Make Me Forget (Make Me, #1)

Just so much. Period.

He hadn’t known much of anything when it came to feelings twenty years ago. He’d known hunger and fear. And perhaps worry: a chronic, painful anxiety for the other helpless creatures that were forced to depend on a very undependable, violent man. If it weren’t for a few of the dogs and Grandma Rose, he would have run away from his Uncle Emmitt in an instant. They were the only things that kept him tethered to that grimy, threadbare existence. In the case of Grandma Rose, Emmitt would surely have let his mother die from neglect if it weren’t for Jake’s reminders and cautious, subtle urging for visits, food, and money for medical care.

But he had left them all behind that summer of his thirteenth year. He’d abandoned the animals, a few of which had been his only friends. He’d forsaken Grandma Rose. He’d offered his life.

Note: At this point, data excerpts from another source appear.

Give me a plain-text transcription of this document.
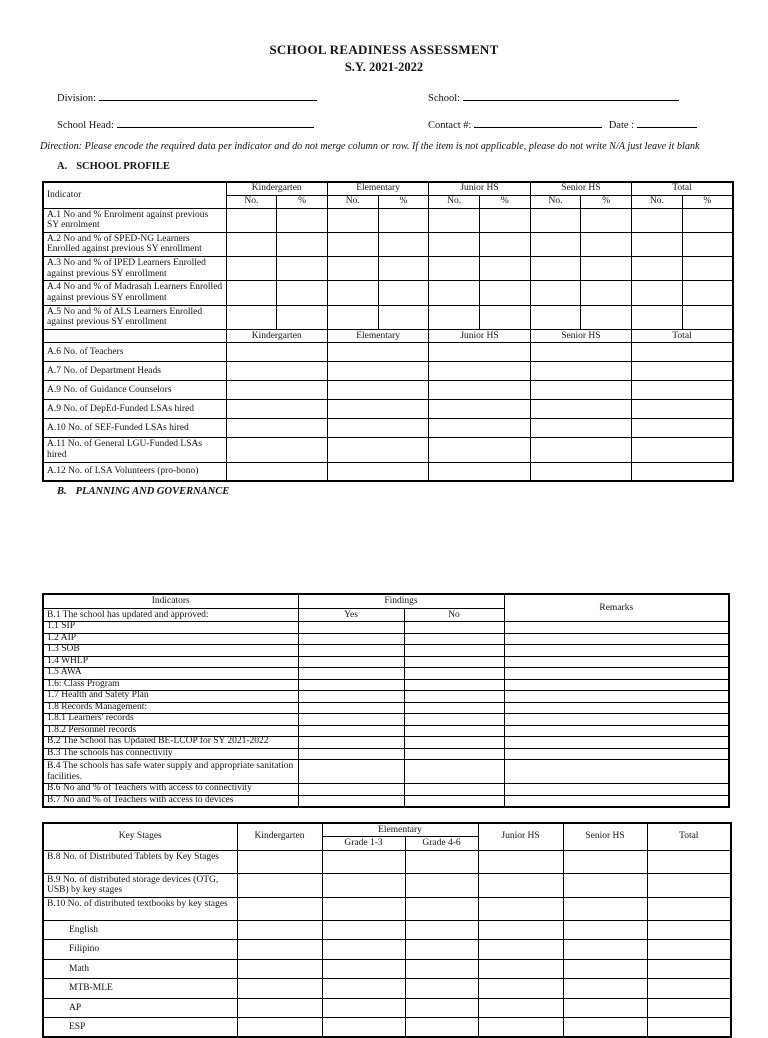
SCHOOL READINESS ASSESSMENT
S.Y. 2021-2022
Division:	School:
School Head:	Contact #:	Date :
Direction: Please encode the required data per indicator and do not merge column or row. If the item is not applicable, please do not write N/A just leave it blank
A. SCHOOL PROFILE
Indicator	Kindergarten		Elementary		Junior HS		Senior HS		Total	
	No.	%	No.	%	No.	%	No.	%	No.	%
A.1 No and % Enrolment against previous SY enrolment										
A.2 No and % of SPED-NG Learners Enrolled against previous SY enrollment										
A.3 No and % of IPED Learners Enrolled against previous SY enrollment										
A.4 No and % of Madrasah Learners Enrolled against previous SY enrollment										
A.5 No and % of ALS Learners Enrolled against previous SY enrollment										
	Kindergarten		Elementary		Junior HS		Senior HS		Total	
A.6 No. of Teachers										
A.7 No. of Department Heads										
A.9 No. of Guidance Counselors										
A.9 No. of DepEd-Funded LSAs hired										
A.10 No. of SEF-Funded LSAs hired										
A.11 No. of General LGU-Funded LSAs hired										
A.12 No. of LSA Volunteers (pro-bono)										
B. PLANNING AND GOVERNANCE
Indicators	Findings		Remarks
B.1 The school has updated and approved:	Yes	No	
1.1 SIP			
1.2 AIP			
1.3 SOB			
1.4 WHLP			
1.5 AWA			
1.6: Class Program			
1.7 Health and Safety Plan			
1.8 Records Management:			
1.8.1 Learners' records			
1.8.2 Personnel records			
B.2 The School has Updated BE-LCOP for SY 2021-2022			
B.3 The schools has connectivity			
B.4 The schools has safe water supply and appropriate sanitation facilities.			
B.6 No and % of Teachers with access to connectivity			
B.7 No and % of Teachers with access to devices			
Key Stages	Kindergarten	Elementary		Junior HS	Senior HS	Total
		Grade 1-3	Grade 4-6			
B.8 No. of Distributed Tablets by Key Stages						
B.9 No. of distributed storage devices (OTG, USB) by key stages						
B.10 No. of distributed textbooks by key stages						
English						
Filipino						
Math						
MTB-MLE						
AP						
ESP						
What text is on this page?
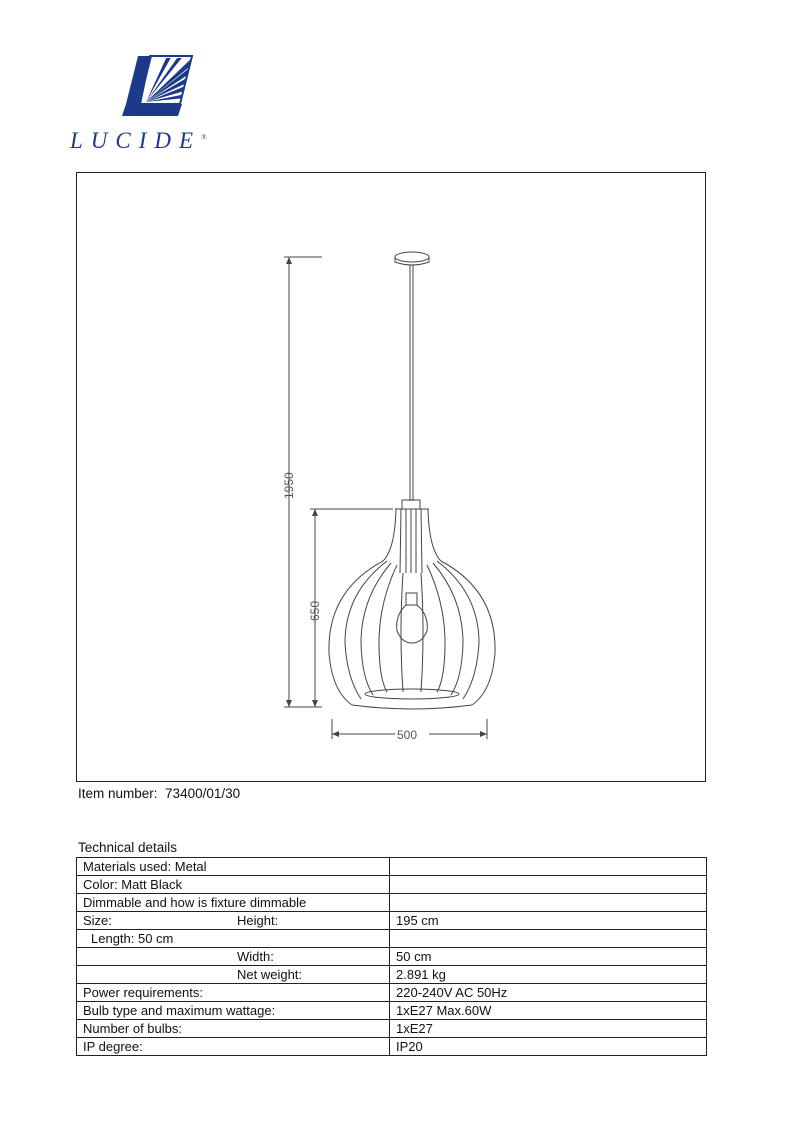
LUCIDE®
1950
650
500
Item number: 73400/01/30
Technical details
Materials used: Metal	
Color: Matt Black	
Dimmable and how is fixture dimmable	

Size: Height:	195 cm
Length: 50 cm	

Width:	50 cm

Net weight:	2.891 kg
Power requirements:	220-240V AC 50Hz
Bulb type and maximum wattage:	1xE27 Max.60W
Number of bulbs:	1xE27
IP degree:	IP20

All of it, he’d risked for her.

It’d all come to nothing. She hadn’t kept one of her promises. She hadn’t written, even when he’d written dozens of letters and left various forwarding addresses. Of course, her solemn pledge to convince her parents to allow him to visit her in DC, her insistence that she’d find a way for them to be together again, had never played out. He hadn’t been surprised about the visits. He’d been a hell of a lot more familiar with the cruel realities of life as a kid than Harper had ever been. The suspiciousness and fear he’d witnessed in her parents’ eyes when they’d looked at him as Harper and he clung together on that cot in the tiny Barterton police station had driven that harsh truth home.

Those stupid, humiliating letters. A good majority of them he’d gotten back marked return to sender. Why hadn’t he burned the damn things a long time ago?

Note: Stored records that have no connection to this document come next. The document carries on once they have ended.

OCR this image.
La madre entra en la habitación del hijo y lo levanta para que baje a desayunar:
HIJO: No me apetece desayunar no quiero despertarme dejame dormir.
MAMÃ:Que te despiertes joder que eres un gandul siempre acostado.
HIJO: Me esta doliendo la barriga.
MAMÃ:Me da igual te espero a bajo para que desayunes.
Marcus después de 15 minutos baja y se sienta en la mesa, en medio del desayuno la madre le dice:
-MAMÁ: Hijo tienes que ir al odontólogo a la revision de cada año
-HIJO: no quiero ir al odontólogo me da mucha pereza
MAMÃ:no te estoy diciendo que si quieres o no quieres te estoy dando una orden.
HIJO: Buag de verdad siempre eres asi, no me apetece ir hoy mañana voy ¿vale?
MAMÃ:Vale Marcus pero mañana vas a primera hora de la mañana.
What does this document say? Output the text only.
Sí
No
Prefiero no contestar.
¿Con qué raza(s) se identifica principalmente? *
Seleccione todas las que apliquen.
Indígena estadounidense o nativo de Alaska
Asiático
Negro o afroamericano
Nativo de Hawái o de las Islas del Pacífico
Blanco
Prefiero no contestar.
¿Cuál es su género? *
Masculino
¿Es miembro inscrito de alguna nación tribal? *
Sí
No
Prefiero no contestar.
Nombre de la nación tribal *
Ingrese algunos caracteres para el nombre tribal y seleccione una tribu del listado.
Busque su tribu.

So she didn’t even remember him. Well, thank God for that.

But what if she did? What if her lack of recognition had been a performance?

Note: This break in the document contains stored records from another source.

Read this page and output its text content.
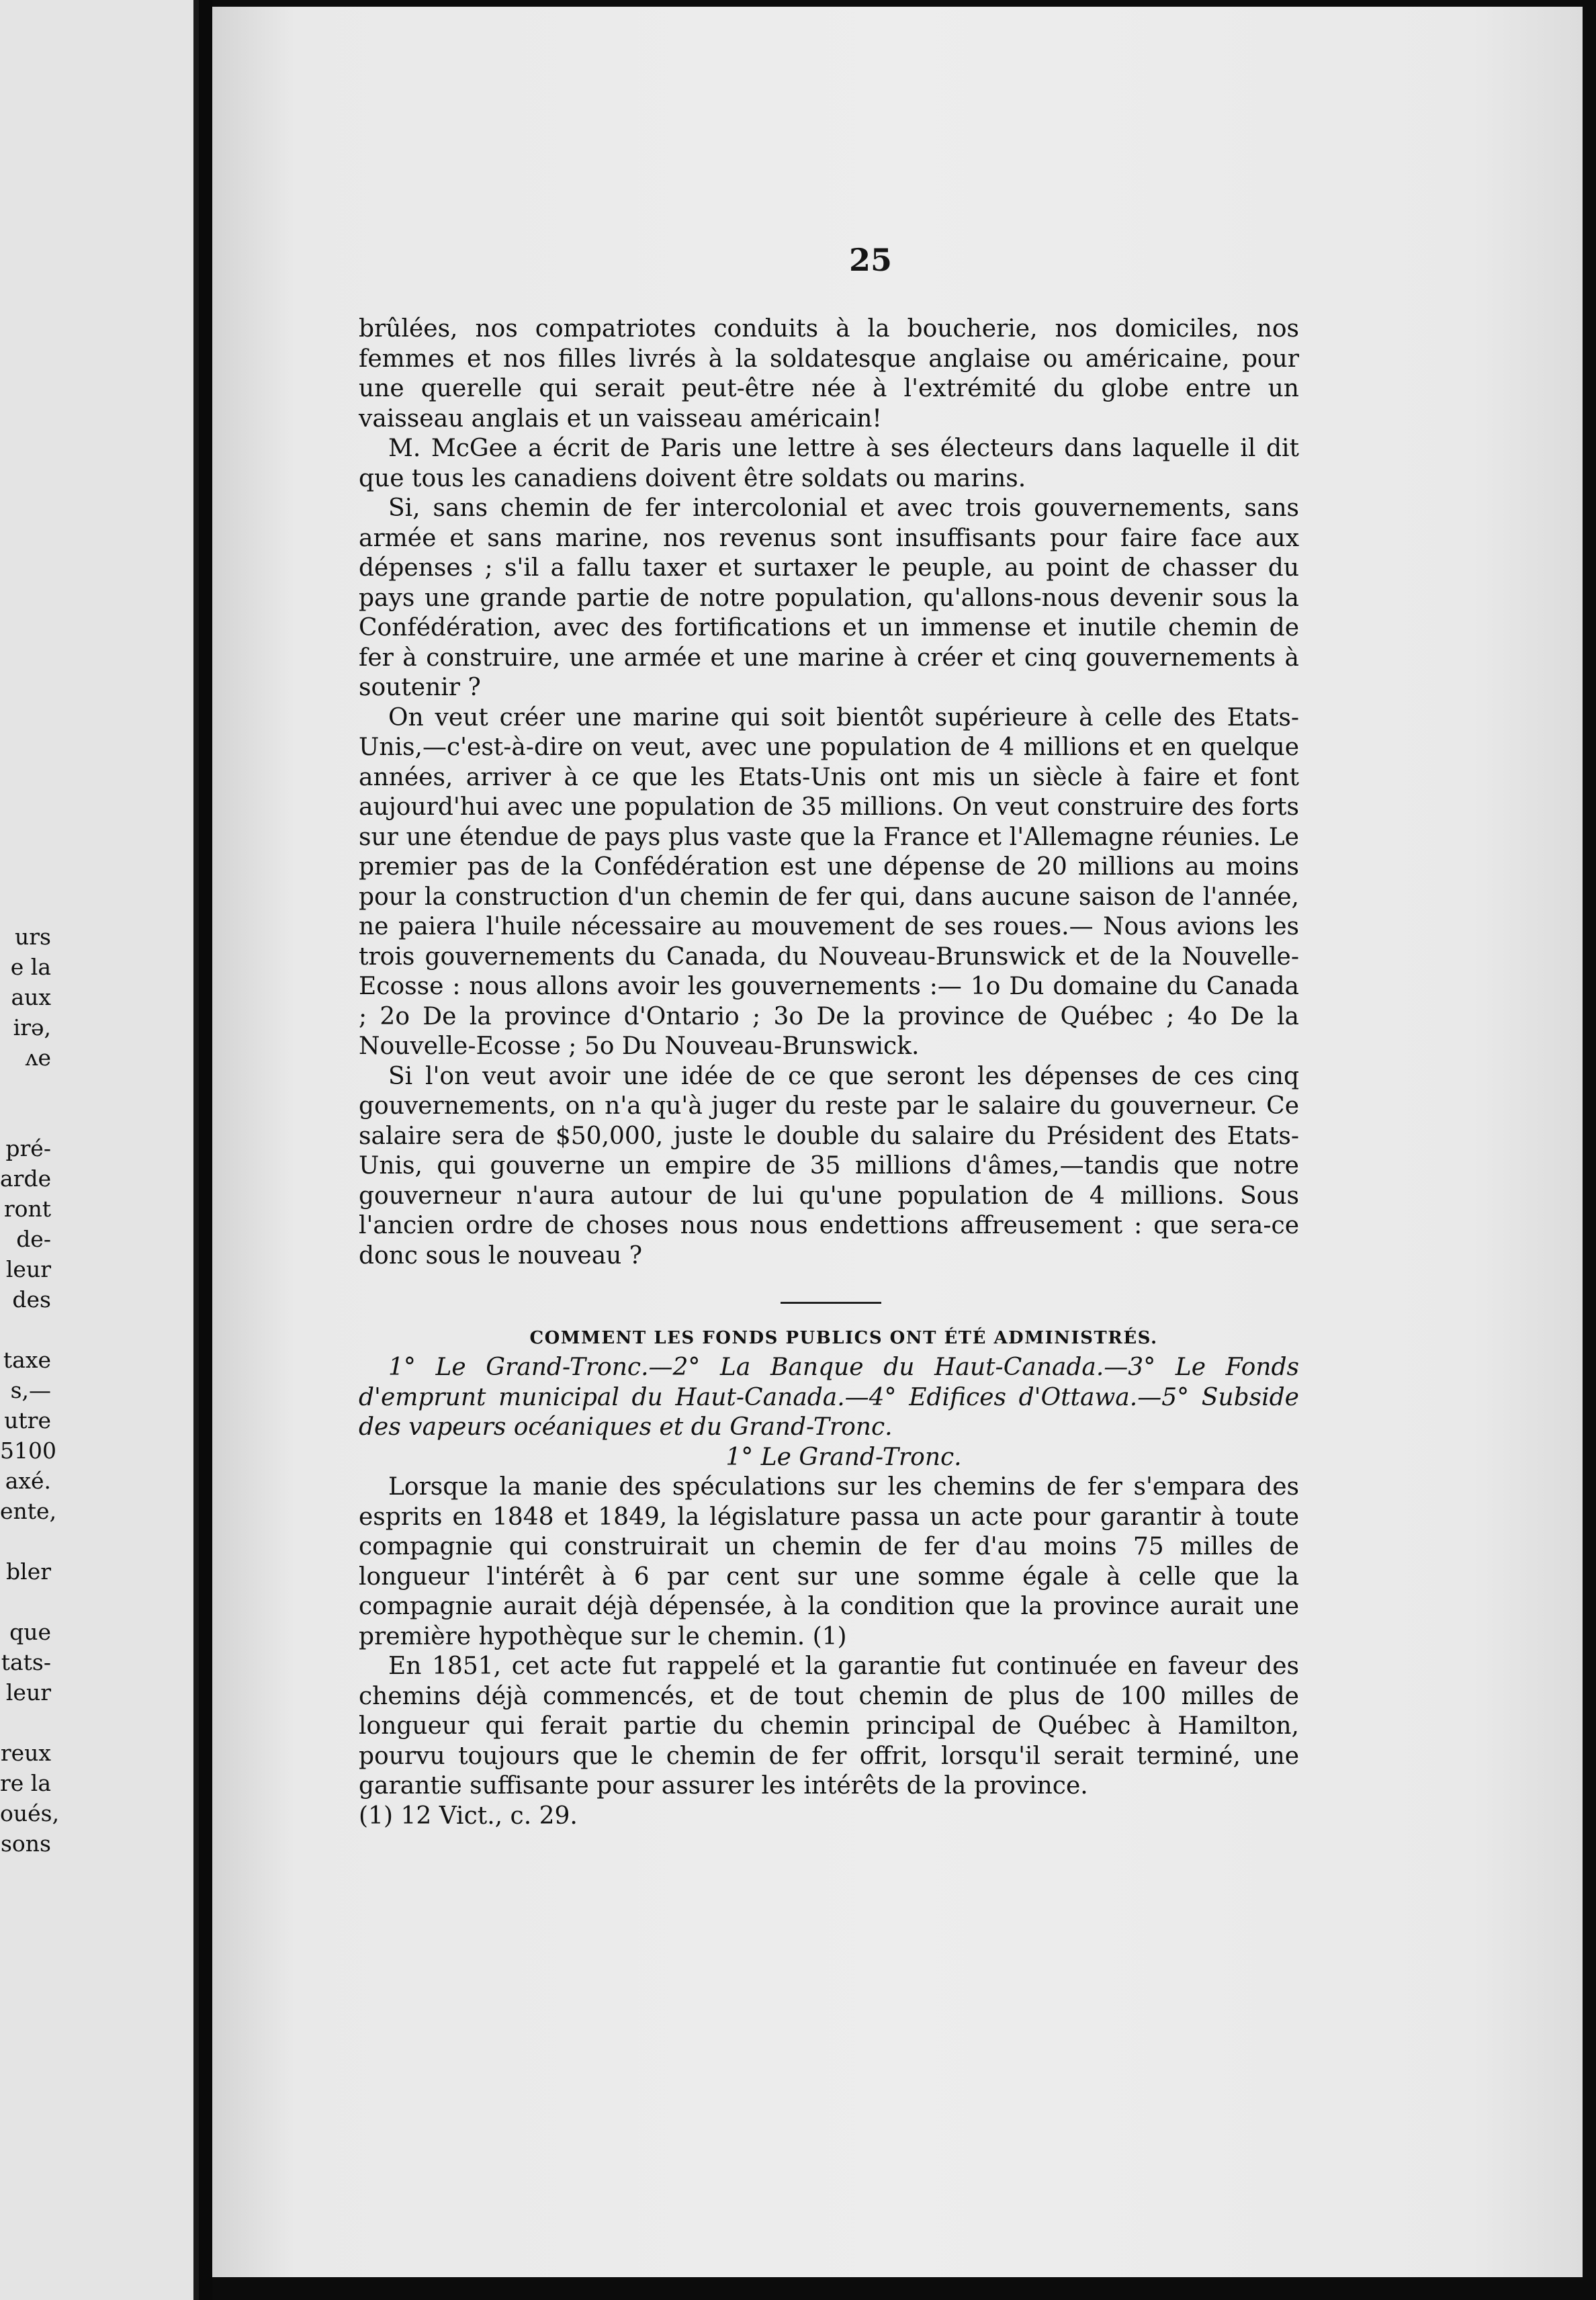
urs
e la
aux
irə,
ʌe
pré-
arde
ront
de-
leur
des
taxe
s,—
utre
​5100
axé.
ente,
bler
que
tats-
leur
reux
re la
oués,
sons
25

brûlées, nos compatriotes conduits à la boucherie, nos domiciles, nos femmes et nos filles livrés à la soldatesque anglaise ou américaine, pour une querelle qui serait peut-être née à l'extrémité du globe entre un vaisseau anglais et un vaisseau américain!

M. McGee a écrit de Paris une lettre à ses électeurs dans laquelle il dit que tous les canadiens doivent être soldats ou marins.

Si, sans chemin de fer intercolonial et avec trois gouvernements, sans armée et sans marine, nos revenus sont insuffisants pour faire face aux dépenses ; s'il a fallu taxer et surtaxer le peuple, au point de chasser du pays une grande partie de notre population, qu'allons-nous devenir sous la Confédération, avec des fortifications et un immense et inutile chemin de fer à construire, une armée et une marine à créer et cinq gouvernements à soutenir ?

On veut créer une marine qui soit bientôt supérieure à celle des Etats-Unis,—c'est-à-dire on veut, avec une population de 4 millions et en quelque années, arriver à ce que les Etats-Unis ont mis un siècle à faire et font aujourd'hui avec une population de 35 millions. On veut construire des forts sur une étendue de pays plus vaste que la France et l'Allemagne réunies. Le premier pas de la Confédération est une dépense de 20 millions au moins pour la construction d'un chemin de fer qui, dans aucune saison de l'année, ne paiera l'huile nécessaire au mouvement de ses roues.— Nous avions les trois gouvernements du Canada, du Nouveau-Brunswick et de la Nouvelle-Ecosse : nous allons avoir les gouvernements :— 1o Du domaine du Canada ; 2o De la province d'Ontario ; 3o De la province de Québec ; 4o De la Nouvelle-Ecosse ; 5o Du Nouveau-Brunswick.

Si l'on veut avoir une idée de ce que seront les dépenses de ces cinq gouvernements, on n'a qu'à juger du reste par le salaire du gouverneur. Ce salaire sera de $50,000, juste le double du salaire du Président des Etats-Unis, qui gouverne un empire de 35 millions d'âmes,—tandis que notre gouverneur n'aura autour de lui qu'une population de 4 millions. Sous l'ancien ordre de choses nous nous endettions affreusement : que sera-ce donc sous le nouveau ?

COMMENT LES FONDS PUBLICS ONT ÉTÉ ADMINISTRÉS.

1° Le Grand-Tronc.—2° La Banque du Haut-Canada.—3° Le Fonds d'emprunt municipal du Haut-Canada.—4° Edifices d'Ottawa.—5° Subside des vapeurs océaniques et du Grand-Tronc.

1° Le Grand-Tronc.

Lorsque la manie des spéculations sur les chemins de fer s'empara des esprits en 1848 et 1849, la législature passa un acte pour garantir à toute compagnie qui construirait un chemin de fer d'au moins 75 milles de longueur l'intérêt à 6 par cent sur une somme égale à celle que la compagnie aurait déjà dépensée, à la condition que la province aurait une première hypothèque sur le chemin. (1)

En 1851, cet acte fut rappelé et la garantie fut continuée en faveur des chemins déjà commencés, et de tout chemin de plus de 100 milles de longueur qui ferait partie du chemin principal de Québec à Hamilton, pourvu toujours que le chemin de fer offrit, lorsqu'il serait terminé, une garantie suffisante pour assurer les intérêts de la province.

(1) 12 Vict., c. 29.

Not a chance, he discounted abruptly. He doubted anyone could fake that blank expression in her eyes when she’d first looked up at him on the beach.

Of course that handful of days and nights hadn’t meant to her what it had to him. She had been a cherished, prized child, adored and protected by her parents. Their time in the West Virginia wilderness together, their desperate flight for their lives, had faded into a dim, distant nightmare once she’d been returned to the haven of her parents’ arms.

He’d faded from her life. Why did that fact hurt, when he wanted so much for it to be true? When he was so relieved that it was true.

He’d last seen her in the courthouse on the day of Emmitt’s sentencing. She’d walked away within the anxious circle of her parents’ arms, Harper looking over her shoulder while her parents urged her forward. Away from the nightmare . . .

She’d walked away tonight, too, despite the dazed fascination in her eyes, the yielding he’d felt in her body, the heat in her kiss. It was for the best.

It definitely was for the best. Why did he have to keep repeating that fact to himself?

He knew why.

Because damn, she’d grown up beautiful. Stunning. It didn’t surprise him. She’d been beautiful, even at twelve years old. Her fresh luminosity had undoubtedly been what had first snagged Emmitt Tharp’s dangerous attention. Even though she’d been a year younger than Jacob when they’d first met, she’d begun to develop. She’d looked older than him. To skinny little Jake Tharp, she’d been the ideal of perfection. Of cleanliness. Of a beauty so rare, it must by its very nature elude his grimy grasp.

He’d been ridiculously na?ve. It was laughable in retrospect.

Still . . . Jacob didn’t even smile as he stared out at the shimmering water. Somehow, seeing Harper McFadden was one of the most sobering things that had happened to him in a long, long time.

Her hair was a shade darker now, but the copper color was just as singular as it had been back then. He recalled how he’d stared at it with slack-jawed wonder when he first saw it as a boy. On the beach yesterday, when he’d had his first jolting encounter with her after two decades, she’d worn it in a high ponytail. Tonight, her hair had fallen in loose, sexy waves down her bare back. As he’d passed a window in his office, he’d caught a glimpse of it out on the terrace. The vision of her from the back had stopped him in his tracks. For a few seconds, everything had gone still and silent as he stared out the window, and his past and present had collided.